Our customers are usually facing two options: 1) building their own in-house capabilities and attracting highly-talented personnel to invent everything or 2) leveraging a vendor’s intellectual property, business model, infrastructure and exploit scalable customer proprietary and public datasets.

Complicating the customer’s decision even more is the need to implement a complex enterprise-class application that leverages all this trustworthy data. As Dr. Bruce Lindsay, Paradata’s Chief Data Scientist, is fond of stating, “It's not what data you have, it's what you do with it that extracts its value.”

The science behind it

Paradata provides not only the platform for structuring large datasets, its Trusted Discovery Technology draws correlations and detects causality across large distributed data sets. The illustration below shows how the platform is architected.

At the far left, the harvesters use dataset configuration inputs to discover and return raw data that is then housed in the T1 harvest silos. The next illustration shows what the Discovery Engine Optimizer inputs and outputs are. Once configured, the harvesters are “trained” and ready for Discovery. They poll and discover raw data from Organic (public) and Custom (private) sources, then format it into attribute groups that are stored in harvest silos.
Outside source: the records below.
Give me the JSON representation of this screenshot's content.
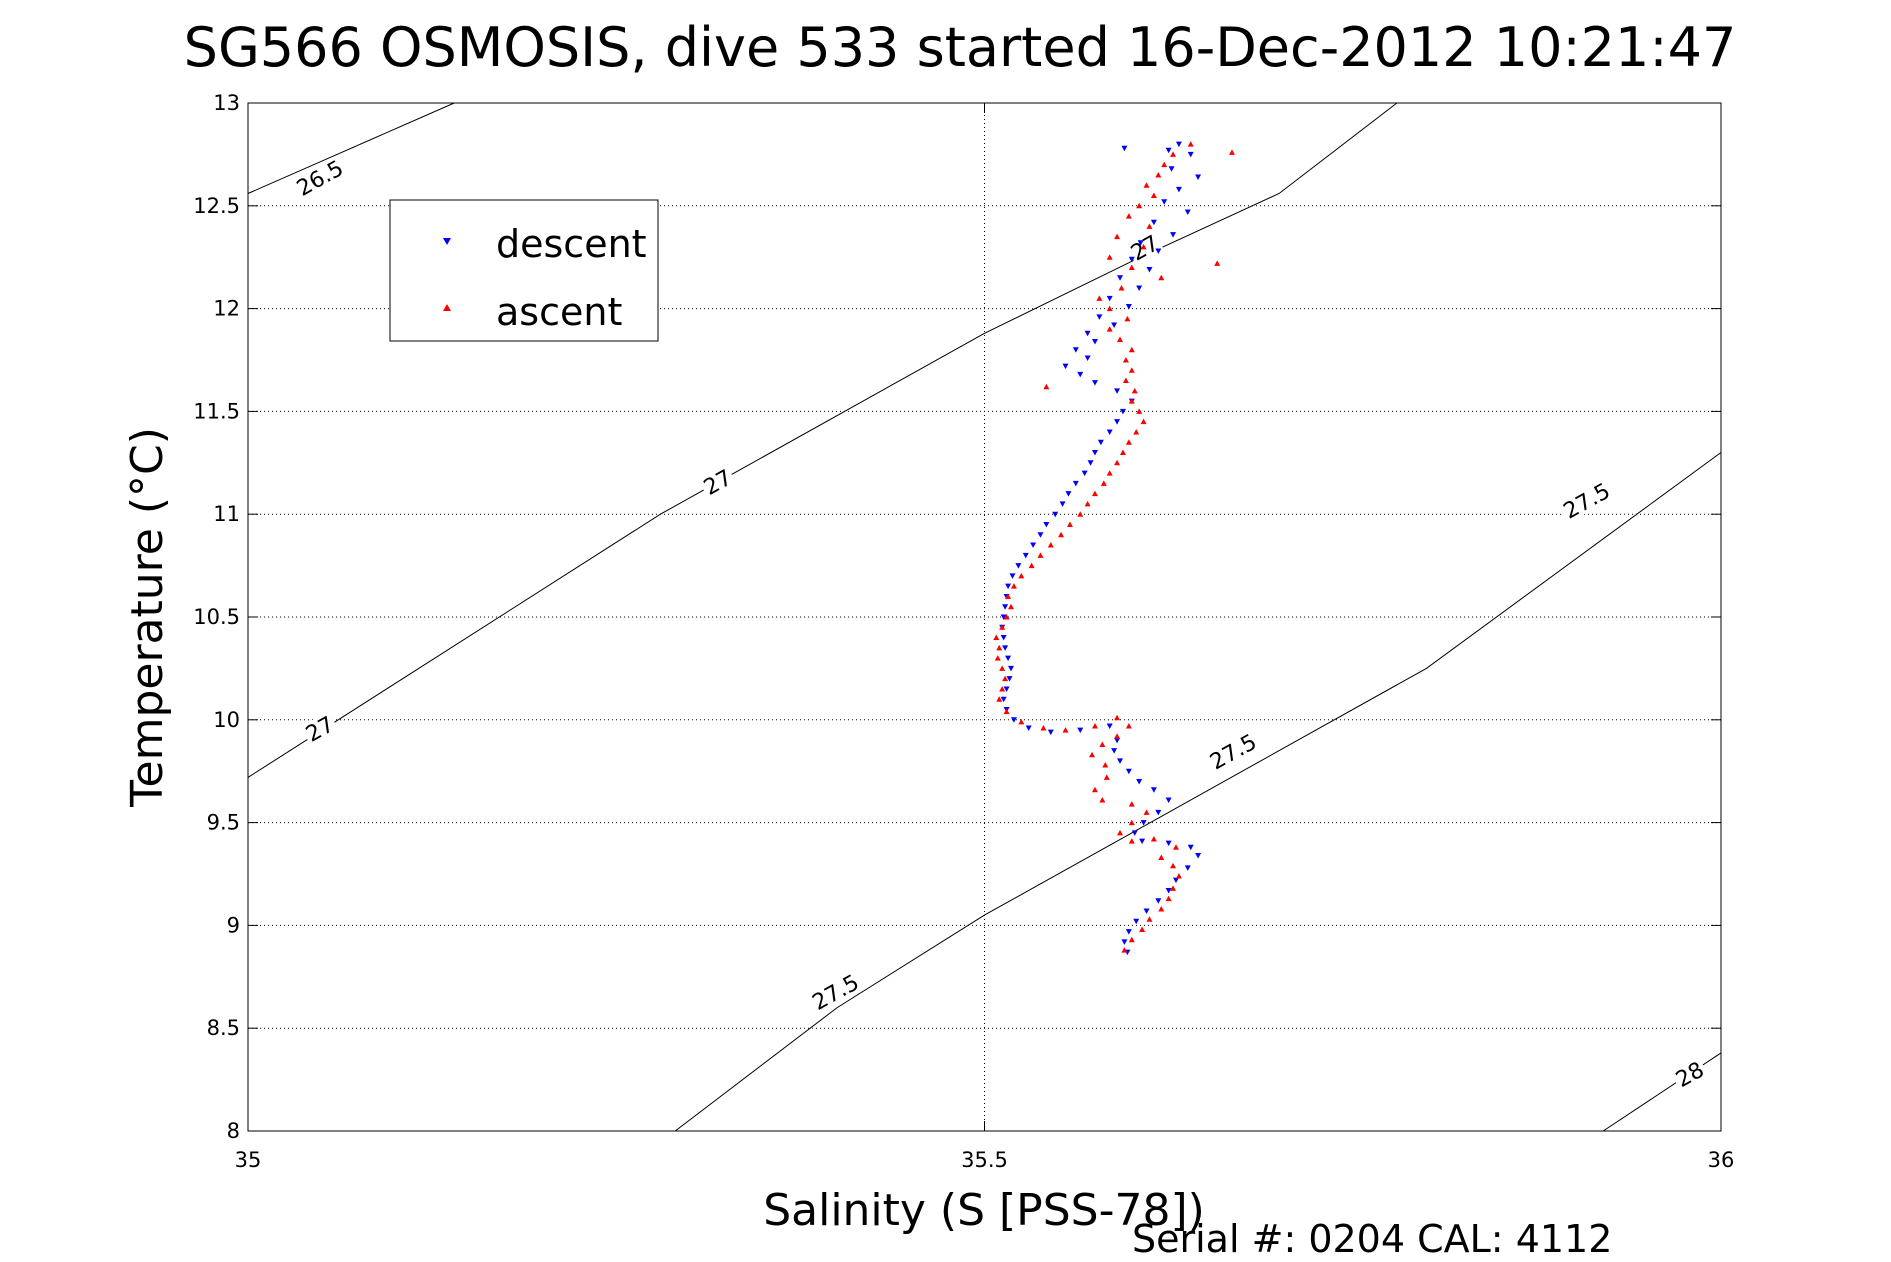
{
  "chart_data": {
    "type": "scatter",
    "title": "SG566 OSMOSIS, dive 533 started 16-Dec-2012 10:21:47",
    "xlabel": "Salinity (S [PSS-78])",
    "ylabel": "Temperature (°C)",
    "xlim": [
      35,
      36
    ],
    "ylim": [
      8,
      13
    ],
    "xticks": [
      "35",
      "35.5",
      "36"
    ],
    "yticks": [
      "8",
      "8.5",
      "9",
      "9.5",
      "10",
      "10.5",
      "11",
      "11.5",
      "12",
      "12.5",
      "13"
    ],
    "grid": "dotted",
    "legend_position": "top-left",
    "footer": "Serial #: 0204  CAL: 4112",
    "isopycnals": [
      {
        "sigma": 26.5,
        "label": "26.5",
        "points": [
          [
            35.0,
            12.56
          ],
          [
            35.14,
            13.0
          ]
        ]
      },
      {
        "sigma": 27.0,
        "label": "27",
        "points": [
          [
            35.0,
            9.72
          ],
          [
            35.28,
            11.0
          ],
          [
            35.5,
            11.88
          ],
          [
            35.6,
            12.23
          ],
          [
            35.7,
            12.56
          ],
          [
            35.78,
            13.0
          ]
        ]
      },
      {
        "sigma": 27.5,
        "label": "27.5",
        "points": [
          [
            35.29,
            8.0
          ],
          [
            35.4,
            8.6
          ],
          [
            35.5,
            9.05
          ],
          [
            35.6,
            9.45
          ],
          [
            35.8,
            10.25
          ],
          [
            36.0,
            11.3
          ]
        ]
      },
      {
        "sigma": 28.0,
        "label": "28",
        "points": [
          [
            35.92,
            8.0
          ],
          [
            36.0,
            8.38
          ]
        ]
      }
    ],
    "isopycnal_labels": [
      {
        "text": "26.5",
        "s": 35.05,
        "t": 12.62
      },
      {
        "text": "27",
        "s": 35.32,
        "t": 11.14
      },
      {
        "text": "27",
        "s": 35.05,
        "t": 9.94
      },
      {
        "text": "27",
        "s": 35.61,
        "t": 12.28
      },
      {
        "text": "27.5",
        "s": 35.91,
        "t": 11.05
      },
      {
        "text": "27.5",
        "s": 35.67,
        "t": 9.83
      },
      {
        "text": "27.5",
        "s": 35.4,
        "t": 8.66
      },
      {
        "text": "28",
        "s": 35.98,
        "t": 8.26
      }
    ],
    "series": [
      {
        "name": "descent",
        "color": "#0000ff",
        "marker": "triangle-down",
        "points": [
          [
            35.595,
            12.78
          ],
          [
            35.625,
            12.77
          ],
          [
            35.632,
            12.8
          ],
          [
            35.64,
            12.75
          ],
          [
            35.627,
            12.68
          ],
          [
            35.645,
            12.64
          ],
          [
            35.632,
            12.58
          ],
          [
            35.622,
            12.52
          ],
          [
            35.638,
            12.47
          ],
          [
            35.615,
            12.42
          ],
          [
            35.628,
            12.36
          ],
          [
            35.606,
            12.32
          ],
          [
            35.618,
            12.28
          ],
          [
            35.6,
            12.24
          ],
          [
            35.612,
            12.19
          ],
          [
            35.592,
            12.15
          ],
          [
            35.605,
            12.1
          ],
          [
            35.585,
            12.05
          ],
          [
            35.598,
            12.01
          ],
          [
            35.578,
            11.96
          ],
          [
            35.588,
            11.92
          ],
          [
            35.57,
            11.88
          ],
          [
            35.575,
            11.84
          ],
          [
            35.562,
            11.8
          ],
          [
            35.57,
            11.76
          ],
          [
            35.555,
            11.72
          ],
          [
            35.565,
            11.68
          ],
          [
            35.575,
            11.64
          ],
          [
            35.59,
            11.6
          ],
          [
            35.6,
            11.55
          ],
          [
            35.594,
            11.5
          ],
          [
            35.59,
            11.45
          ],
          [
            35.585,
            11.4
          ],
          [
            35.579,
            11.35
          ],
          [
            35.575,
            11.3
          ],
          [
            35.572,
            11.25
          ],
          [
            35.568,
            11.2
          ],
          [
            35.562,
            11.15
          ],
          [
            35.557,
            11.1
          ],
          [
            35.553,
            11.05
          ],
          [
            35.548,
            11.0
          ],
          [
            35.542,
            10.95
          ],
          [
            35.538,
            10.9
          ],
          [
            35.533,
            10.85
          ],
          [
            35.528,
            10.8
          ],
          [
            35.523,
            10.75
          ],
          [
            35.519,
            10.7
          ],
          [
            35.516,
            10.65
          ],
          [
            35.515,
            10.6
          ],
          [
            35.514,
            10.55
          ],
          [
            35.513,
            10.5
          ],
          [
            35.512,
            10.45
          ],
          [
            35.513,
            10.4
          ],
          [
            35.514,
            10.35
          ],
          [
            35.516,
            10.3
          ],
          [
            35.518,
            10.25
          ],
          [
            35.517,
            10.2
          ],
          [
            35.515,
            10.15
          ],
          [
            35.513,
            10.1
          ],
          [
            35.515,
            10.05
          ],
          [
            35.52,
            10.0
          ],
          [
            35.53,
            9.96
          ],
          [
            35.545,
            9.94
          ],
          [
            35.565,
            9.95
          ],
          [
            35.585,
            9.97
          ],
          [
            35.59,
            9.9
          ],
          [
            35.588,
            9.85
          ],
          [
            35.592,
            9.8
          ],
          [
            35.598,
            9.75
          ],
          [
            35.605,
            9.7
          ],
          [
            35.615,
            9.66
          ],
          [
            35.625,
            9.61
          ],
          [
            35.618,
            9.55
          ],
          [
            35.608,
            9.5
          ],
          [
            35.602,
            9.45
          ],
          [
            35.607,
            9.41
          ],
          [
            35.625,
            9.4
          ],
          [
            35.64,
            9.38
          ],
          [
            35.645,
            9.34
          ],
          [
            35.638,
            9.28
          ],
          [
            35.63,
            9.22
          ],
          [
            35.625,
            9.17
          ],
          [
            35.618,
            9.12
          ],
          [
            35.61,
            9.07
          ],
          [
            35.603,
            9.02
          ],
          [
            35.598,
            8.97
          ],
          [
            35.595,
            8.92
          ],
          [
            35.597,
            8.87
          ]
        ]
      },
      {
        "name": "ascent",
        "color": "#ff0000",
        "marker": "triangle-up",
        "points": [
          [
            35.595,
            8.88
          ],
          [
            35.6,
            8.93
          ],
          [
            35.607,
            8.98
          ],
          [
            35.612,
            9.03
          ],
          [
            35.62,
            9.08
          ],
          [
            35.625,
            9.13
          ],
          [
            35.628,
            9.18
          ],
          [
            35.632,
            9.24
          ],
          [
            35.628,
            9.29
          ],
          [
            35.62,
            9.33
          ],
          [
            35.63,
            9.38
          ],
          [
            35.615,
            9.42
          ],
          [
            35.6,
            9.41
          ],
          [
            35.592,
            9.45
          ],
          [
            35.6,
            9.5
          ],
          [
            35.61,
            9.55
          ],
          [
            35.6,
            9.59
          ],
          [
            35.58,
            9.61
          ],
          [
            35.575,
            9.66
          ],
          [
            35.583,
            9.72
          ],
          [
            35.582,
            9.78
          ],
          [
            35.573,
            9.83
          ],
          [
            35.58,
            9.88
          ],
          [
            35.59,
            9.92
          ],
          [
            35.598,
            9.97
          ],
          [
            35.59,
            10.01
          ],
          [
            35.575,
            9.97
          ],
          [
            35.555,
            9.95
          ],
          [
            35.54,
            9.96
          ],
          [
            35.525,
            9.99
          ],
          [
            35.515,
            10.04
          ],
          [
            35.51,
            10.1
          ],
          [
            35.512,
            10.15
          ],
          [
            35.514,
            10.2
          ],
          [
            35.512,
            10.25
          ],
          [
            35.509,
            10.3
          ],
          [
            35.51,
            10.35
          ],
          [
            35.508,
            10.4
          ],
          [
            35.512,
            10.45
          ],
          [
            35.515,
            10.5
          ],
          [
            35.518,
            10.55
          ],
          [
            35.516,
            10.6
          ],
          [
            35.52,
            10.65
          ],
          [
            35.525,
            10.7
          ],
          [
            35.532,
            10.75
          ],
          [
            35.538,
            10.8
          ],
          [
            35.545,
            10.85
          ],
          [
            35.552,
            10.9
          ],
          [
            35.558,
            10.95
          ],
          [
            35.565,
            11.0
          ],
          [
            35.57,
            11.05
          ],
          [
            35.575,
            11.1
          ],
          [
            35.581,
            11.15
          ],
          [
            35.585,
            11.2
          ],
          [
            35.59,
            11.25
          ],
          [
            35.594,
            11.3
          ],
          [
            35.598,
            11.35
          ],
          [
            35.603,
            11.4
          ],
          [
            35.608,
            11.45
          ],
          [
            35.605,
            11.5
          ],
          [
            35.6,
            11.55
          ],
          [
            35.602,
            11.6
          ],
          [
            35.596,
            11.65
          ],
          [
            35.6,
            11.7
          ],
          [
            35.596,
            11.75
          ],
          [
            35.6,
            11.8
          ],
          [
            35.592,
            11.85
          ],
          [
            35.585,
            11.9
          ],
          [
            35.597,
            11.95
          ],
          [
            35.585,
            12.0
          ],
          [
            35.578,
            12.05
          ],
          [
            35.593,
            12.1
          ],
          [
            35.62,
            12.15
          ],
          [
            35.6,
            12.2
          ],
          [
            35.585,
            12.25
          ],
          [
            35.608,
            12.3
          ],
          [
            35.59,
            12.35
          ],
          [
            35.612,
            12.4
          ],
          [
            35.598,
            12.45
          ],
          [
            35.605,
            12.5
          ],
          [
            35.615,
            12.55
          ],
          [
            35.61,
            12.6
          ],
          [
            35.618,
            12.65
          ],
          [
            35.622,
            12.7
          ],
          [
            35.628,
            12.75
          ],
          [
            35.64,
            12.8
          ],
          [
            35.542,
            11.62
          ],
          [
            35.658,
            12.22
          ],
          [
            35.668,
            12.76
          ]
        ]
      }
    ]
  }
}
Next, the cognitive authenticity engines (hereafter referred to as Trusted Discovery Technologies) complete, correct, clean, authenticate and verify each attribute discovered about the harvested entities. Harvested entity attributes are integrated into a structured dataset ready to be accessed and utilized by real-time applications. From here, the Update Sync Engines are accessed by the users through the Paradata Portal to look inside the T3 database(s) for the purpose of reviewing, accepting (or rejecting) and importing all new curated attributes directly into their applications. To the far right, T4, is a protected database that houses private, customer data and is logically partitioned from other customers.
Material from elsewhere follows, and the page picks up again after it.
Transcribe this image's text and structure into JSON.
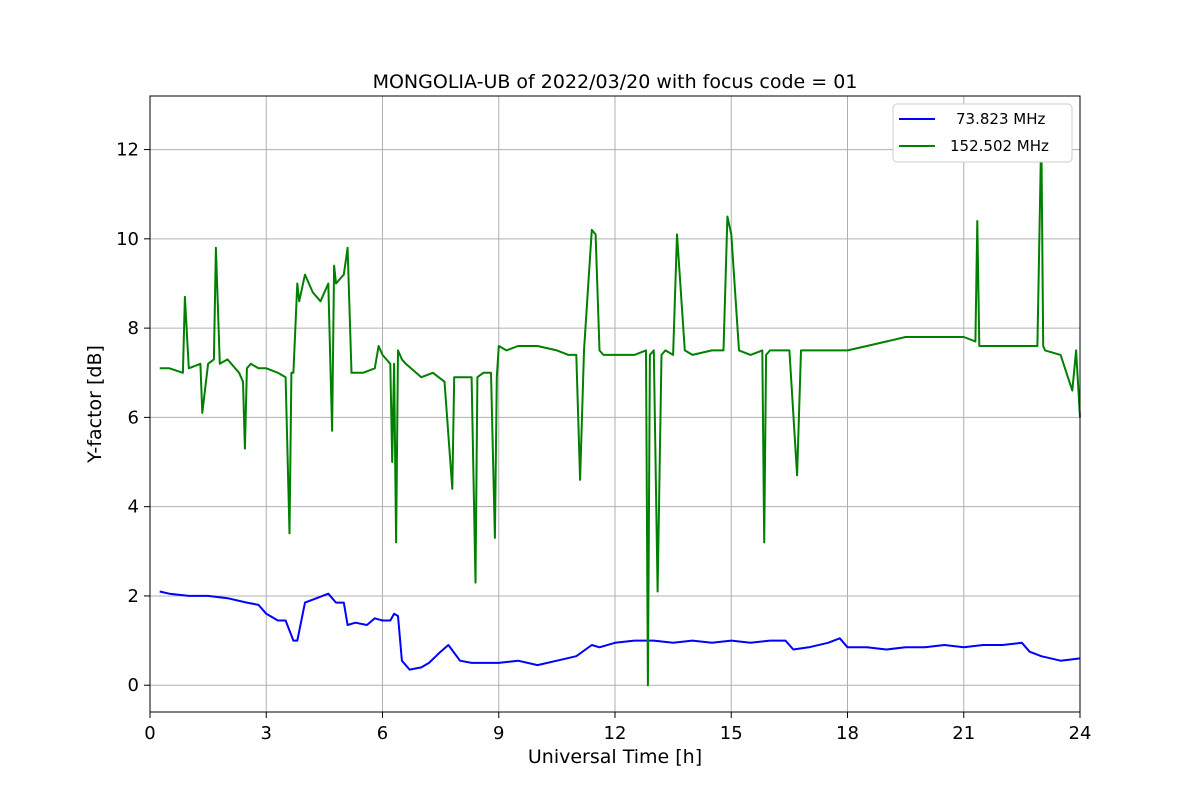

Discovery Engine Optimizer

Below is a screenshot of the Discovery Engineer Optimizer. Its purpose is to “train” harvesters how to parse public websites and private databases. Today, access to the DEO is limited to Paradata Analysts. In the future, users will include Subscribers as the interface is made more intuitive. 

​DEO Inputs

The Discovery Engineer Optimizer captures the critical configuration inputs from Users and Paradata Analysts working together. These inputs “instruct” and “train” our harvesters where to discover attributes and how the entity records are to be structured. We call this stage “ingest” because it is discovering and loading new raw data into the platform for advanced machine learning.